The U.S. decision to impose sanctions against the IRGC and the Iranian Ministry of Defence will “contribute greatly” to slashing funding for the “world’s number one state sponsor of terrorism”. “Our committee believes that for sanctions to have a meaningful effect, they must be multilateral. It therefore feels that it is in the interest of world peace and stability and an asset to the fight against terrorism for the European Union and in particular the United Kingdom to follow suit”, the Parliamentarians said.

“We urge EU governments to impose sanctions on the IRGC and issue a ban on this institution of terror so as not to give the regime more time to build a nuclear bomb and pursue its ominous projects in the Middle East.

“Our committee does not envisage foreign military action against Iran as a feasible solution to the current nuclear crisis or the regime’s meddling in Iraq. Neither do we feel that the status quo of appeasing the regime and giving it concession after concession as well as holding perpetual rounds of dialogue with the mullahs’ representatives will convince the regime to abandon its illegal activities.

“We subscribe to the very viable ‘Third Option’ presented by the President-elect of the National Council of Resistance of Iran, Mrs. Maryam Rajavi, who has urged the international community to support democratic change in Iran domestically by the Iranian people and their Resistance. This democratic solution to the Iranian problem is the only practical way of preventing a crisis in Iran and the region,” the Parliamentarians added.

The group urged the EU and in particular the UK to adhere to the December 2006 ruling of the European Court of Justice by lifting restrictions from the PMOI. “This would demonstrate Europe’s commitment to democracy and institutions of law and send a powerful impact to Tehran that the international community will not sit idly by as it seeks to acquire a nuclear bomb and dominate Iraq and the Middle East.”

The British Parliamentary Committee for Iran Freedom
1 November 2007

Note to editors:
The British Parliamentary Committee for Iran Freedom is comprised of over 50 Members of Parliament and Peers from across the political spectrum.
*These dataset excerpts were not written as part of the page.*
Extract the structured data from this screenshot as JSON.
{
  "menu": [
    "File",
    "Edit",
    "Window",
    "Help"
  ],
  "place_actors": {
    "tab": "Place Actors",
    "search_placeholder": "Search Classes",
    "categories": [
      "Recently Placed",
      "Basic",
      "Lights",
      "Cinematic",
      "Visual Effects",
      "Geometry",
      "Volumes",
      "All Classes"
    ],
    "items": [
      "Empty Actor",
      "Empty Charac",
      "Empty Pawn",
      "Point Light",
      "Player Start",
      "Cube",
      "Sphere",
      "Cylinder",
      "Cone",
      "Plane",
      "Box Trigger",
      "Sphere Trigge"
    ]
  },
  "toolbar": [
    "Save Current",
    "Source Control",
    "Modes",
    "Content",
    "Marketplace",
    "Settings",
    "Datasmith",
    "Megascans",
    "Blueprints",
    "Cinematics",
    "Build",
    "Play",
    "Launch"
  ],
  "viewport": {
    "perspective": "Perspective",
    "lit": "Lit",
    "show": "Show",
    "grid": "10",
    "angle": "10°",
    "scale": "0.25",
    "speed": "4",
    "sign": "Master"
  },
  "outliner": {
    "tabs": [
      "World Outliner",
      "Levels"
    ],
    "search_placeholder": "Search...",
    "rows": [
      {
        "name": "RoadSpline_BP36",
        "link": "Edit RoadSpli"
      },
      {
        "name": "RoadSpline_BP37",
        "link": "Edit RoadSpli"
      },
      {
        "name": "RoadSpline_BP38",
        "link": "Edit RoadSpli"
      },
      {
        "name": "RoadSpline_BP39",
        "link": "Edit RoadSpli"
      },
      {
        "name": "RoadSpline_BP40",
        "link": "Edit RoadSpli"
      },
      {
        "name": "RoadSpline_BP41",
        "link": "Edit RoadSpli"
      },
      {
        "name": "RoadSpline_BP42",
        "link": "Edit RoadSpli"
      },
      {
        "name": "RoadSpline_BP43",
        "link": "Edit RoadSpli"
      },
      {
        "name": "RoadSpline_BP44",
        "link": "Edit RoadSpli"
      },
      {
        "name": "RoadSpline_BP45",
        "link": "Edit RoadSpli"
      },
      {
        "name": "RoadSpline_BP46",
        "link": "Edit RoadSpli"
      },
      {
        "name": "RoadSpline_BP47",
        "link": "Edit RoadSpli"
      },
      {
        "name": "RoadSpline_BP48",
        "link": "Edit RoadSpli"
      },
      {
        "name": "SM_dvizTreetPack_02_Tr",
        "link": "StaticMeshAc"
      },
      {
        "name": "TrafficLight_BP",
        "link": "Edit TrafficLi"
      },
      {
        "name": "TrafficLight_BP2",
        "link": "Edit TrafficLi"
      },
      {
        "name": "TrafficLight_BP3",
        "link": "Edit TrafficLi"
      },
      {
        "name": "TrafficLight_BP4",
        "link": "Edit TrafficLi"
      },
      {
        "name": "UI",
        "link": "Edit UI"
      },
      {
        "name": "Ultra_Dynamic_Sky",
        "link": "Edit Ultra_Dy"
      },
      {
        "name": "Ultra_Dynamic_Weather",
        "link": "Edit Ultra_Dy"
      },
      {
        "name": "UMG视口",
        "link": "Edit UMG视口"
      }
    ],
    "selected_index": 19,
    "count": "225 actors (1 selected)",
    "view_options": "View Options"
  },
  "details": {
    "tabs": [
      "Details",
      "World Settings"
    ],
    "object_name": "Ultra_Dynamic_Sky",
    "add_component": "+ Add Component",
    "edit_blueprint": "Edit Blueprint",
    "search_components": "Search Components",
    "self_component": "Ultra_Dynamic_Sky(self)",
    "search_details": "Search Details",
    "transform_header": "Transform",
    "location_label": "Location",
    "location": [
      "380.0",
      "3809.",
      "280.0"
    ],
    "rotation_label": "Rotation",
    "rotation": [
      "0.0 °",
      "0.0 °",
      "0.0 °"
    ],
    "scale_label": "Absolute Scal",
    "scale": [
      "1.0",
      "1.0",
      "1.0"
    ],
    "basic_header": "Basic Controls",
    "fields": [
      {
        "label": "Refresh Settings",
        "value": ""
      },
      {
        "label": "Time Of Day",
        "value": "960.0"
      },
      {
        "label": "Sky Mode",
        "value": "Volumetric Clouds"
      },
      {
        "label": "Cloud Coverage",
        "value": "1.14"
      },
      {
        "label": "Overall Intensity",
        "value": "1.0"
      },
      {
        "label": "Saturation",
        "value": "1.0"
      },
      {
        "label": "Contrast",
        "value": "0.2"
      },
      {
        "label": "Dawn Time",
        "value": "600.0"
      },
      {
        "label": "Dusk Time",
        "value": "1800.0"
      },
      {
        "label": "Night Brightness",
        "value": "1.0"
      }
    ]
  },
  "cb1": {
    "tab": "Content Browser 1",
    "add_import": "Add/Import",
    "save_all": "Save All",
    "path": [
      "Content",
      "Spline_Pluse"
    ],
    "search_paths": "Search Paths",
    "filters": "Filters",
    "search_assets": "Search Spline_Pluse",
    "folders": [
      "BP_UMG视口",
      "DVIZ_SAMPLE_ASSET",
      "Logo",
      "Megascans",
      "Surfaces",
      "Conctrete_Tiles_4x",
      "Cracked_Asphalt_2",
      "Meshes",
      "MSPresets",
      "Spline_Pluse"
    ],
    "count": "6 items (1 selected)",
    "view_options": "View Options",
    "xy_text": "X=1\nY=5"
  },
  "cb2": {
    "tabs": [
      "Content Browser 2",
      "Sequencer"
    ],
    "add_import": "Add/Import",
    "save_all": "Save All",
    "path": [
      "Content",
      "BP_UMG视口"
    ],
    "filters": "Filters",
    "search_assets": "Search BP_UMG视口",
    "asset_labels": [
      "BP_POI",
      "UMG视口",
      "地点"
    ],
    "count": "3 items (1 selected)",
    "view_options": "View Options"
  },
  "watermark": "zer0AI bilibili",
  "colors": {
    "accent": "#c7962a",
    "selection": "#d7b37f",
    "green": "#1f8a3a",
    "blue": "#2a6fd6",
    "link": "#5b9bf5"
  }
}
It has the backing of the majority of MPs and more than 200 Peers in its endeavours for human rights and democracy in Iran.

The PMOI – Iran’s principal opposition force – is a member organisation in the main opposition coalition National Council of Resistance of Iran. Some 120,000 of its members and sympathisers have been executed by the mullahs’ regime on political grounds. The NCRI was the first to alert the international community to the regime’s secret nuclear projects in August 2002.The PMOI were proscribed in the UK by then‐Home Secretary Jack Straw MP in 2001. The same proscription was used as the basis of the group’s inclusion in the EU’s terrorist list. On 12 December 2006, however, the Court of First Instance of the European Communities in a landmark verdict “annulled” the EU’s decision to place the group in the terrorist list. At the UK Government’s bidding, the EU announced in June 2007 that it would maintain the PMOI in the list.

The Proscribed Organisations Appeals Commission (POAC) is currently reviewing the PMOI’s proscription in the UK and is expected to announce its verdict in the coming weeks.